Manganese-based chalcogenides have significant potential as anodes for sodium-ion batteries (SIBs) due to their high theoretical specific capacity, abundant natural reserves, and environmental friendliness. However, their application is hindered by poor cycling stability, resulting from severe volume changes during cycling and slow reaction kinetics due to their complex crystal structure. Here, an efficient and straightforward strategy was employed to in-situ encapsulate single-phase porous nanocubic MnS(0.5)Se(0.5) into carbon nanofibers using electrospinning and the hard template method, thus forming a necklace-like porous MnS(0.5)Se(0.5)-carbon nanofiber composite (MnS(0.5)Se(0.5)@N-CNF). The introduction of Se significantly impacts both the composition and microstructure of MnS(0.5)Se(0.5), including lattice distortion that generates additional defects, optimization of chemical bonds, and a nano-spatially confined design. In situ/ex-situ characterization and density functional theory calculations verified that this MnS(0.5)Se(0.5)@N-CNF alleviates the volume expansion and facilitates the transfer of Na(+)/electron. As expected, MnS(0.5)Se(0.5)@N-CNF anode demonstrates excellent sodium storage performance, characterized by high initial Coulombic efficiency (90.8%), high-rate capability (370.5 mAh g(-1) at 10 A g(-1)) and long durability (over 5000 cycles at 5 A g(-1)).
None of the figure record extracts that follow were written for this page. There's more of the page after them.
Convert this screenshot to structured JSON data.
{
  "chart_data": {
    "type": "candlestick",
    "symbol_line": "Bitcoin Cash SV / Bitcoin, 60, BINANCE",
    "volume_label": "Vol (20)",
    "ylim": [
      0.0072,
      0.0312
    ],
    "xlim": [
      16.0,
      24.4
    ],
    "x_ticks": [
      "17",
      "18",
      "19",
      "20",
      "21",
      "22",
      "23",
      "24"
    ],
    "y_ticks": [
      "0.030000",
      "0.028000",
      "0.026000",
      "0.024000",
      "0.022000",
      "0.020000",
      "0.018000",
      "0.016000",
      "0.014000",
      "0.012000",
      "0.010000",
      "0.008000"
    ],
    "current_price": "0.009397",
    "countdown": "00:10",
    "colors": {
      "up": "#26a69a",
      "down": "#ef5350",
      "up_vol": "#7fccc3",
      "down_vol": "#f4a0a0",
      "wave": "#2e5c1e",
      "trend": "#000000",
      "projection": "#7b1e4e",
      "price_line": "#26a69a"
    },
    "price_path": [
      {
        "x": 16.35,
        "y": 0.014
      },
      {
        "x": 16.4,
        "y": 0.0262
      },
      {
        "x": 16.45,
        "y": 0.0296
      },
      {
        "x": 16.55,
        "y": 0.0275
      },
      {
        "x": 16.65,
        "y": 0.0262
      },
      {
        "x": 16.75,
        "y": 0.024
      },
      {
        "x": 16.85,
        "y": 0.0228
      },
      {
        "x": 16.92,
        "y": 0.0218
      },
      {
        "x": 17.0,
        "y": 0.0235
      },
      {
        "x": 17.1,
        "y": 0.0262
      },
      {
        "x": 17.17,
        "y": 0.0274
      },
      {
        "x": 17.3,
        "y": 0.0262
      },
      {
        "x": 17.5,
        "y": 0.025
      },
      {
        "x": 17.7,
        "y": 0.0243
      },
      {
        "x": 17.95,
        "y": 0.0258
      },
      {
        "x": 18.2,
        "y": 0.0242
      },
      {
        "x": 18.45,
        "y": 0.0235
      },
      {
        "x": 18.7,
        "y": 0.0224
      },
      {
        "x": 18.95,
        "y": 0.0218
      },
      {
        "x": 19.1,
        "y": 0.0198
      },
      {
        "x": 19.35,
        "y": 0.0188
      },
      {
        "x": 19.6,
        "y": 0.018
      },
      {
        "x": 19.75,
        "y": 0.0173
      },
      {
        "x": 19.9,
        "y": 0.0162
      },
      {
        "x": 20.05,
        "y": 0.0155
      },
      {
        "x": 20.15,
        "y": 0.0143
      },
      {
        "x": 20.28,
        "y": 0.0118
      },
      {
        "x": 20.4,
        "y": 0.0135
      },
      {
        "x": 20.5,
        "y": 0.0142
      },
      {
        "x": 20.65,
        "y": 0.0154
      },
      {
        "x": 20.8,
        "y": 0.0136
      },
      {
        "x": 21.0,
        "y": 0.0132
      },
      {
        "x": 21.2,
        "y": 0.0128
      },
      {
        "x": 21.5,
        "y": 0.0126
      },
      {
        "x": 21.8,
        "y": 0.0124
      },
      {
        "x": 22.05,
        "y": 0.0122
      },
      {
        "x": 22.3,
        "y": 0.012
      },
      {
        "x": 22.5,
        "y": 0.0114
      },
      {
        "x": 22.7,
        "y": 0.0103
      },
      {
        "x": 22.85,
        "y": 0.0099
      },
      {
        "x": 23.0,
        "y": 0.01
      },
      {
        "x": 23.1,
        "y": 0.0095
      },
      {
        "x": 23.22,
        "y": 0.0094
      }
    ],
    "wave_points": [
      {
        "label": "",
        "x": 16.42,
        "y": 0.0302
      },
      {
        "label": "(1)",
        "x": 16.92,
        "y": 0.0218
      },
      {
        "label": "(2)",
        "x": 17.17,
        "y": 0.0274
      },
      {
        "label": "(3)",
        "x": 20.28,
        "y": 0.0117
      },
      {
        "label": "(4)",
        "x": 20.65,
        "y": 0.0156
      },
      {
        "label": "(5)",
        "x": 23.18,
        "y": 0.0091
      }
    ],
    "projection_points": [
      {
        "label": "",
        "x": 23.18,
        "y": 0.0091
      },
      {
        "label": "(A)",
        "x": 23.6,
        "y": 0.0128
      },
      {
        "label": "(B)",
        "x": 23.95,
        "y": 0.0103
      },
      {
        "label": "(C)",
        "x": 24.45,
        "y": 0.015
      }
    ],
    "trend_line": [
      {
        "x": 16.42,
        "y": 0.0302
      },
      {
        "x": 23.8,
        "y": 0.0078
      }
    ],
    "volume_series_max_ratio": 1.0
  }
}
The MnS(0.5)Se(0.5)@N-CNF //NVP@C full cell, assembled with MnS(0.5)Se(0.5)@N-CNF as anode and Na(3)V(2)(PO(4))(3)@C as cathode, exhibits a high energy density of 254 Wh kg(-1) can be provided. This work presents a novel strategy to optimize the design of anode materials through structural engineering and Se substitution, while also elucidating the underlying reaction mechanisms.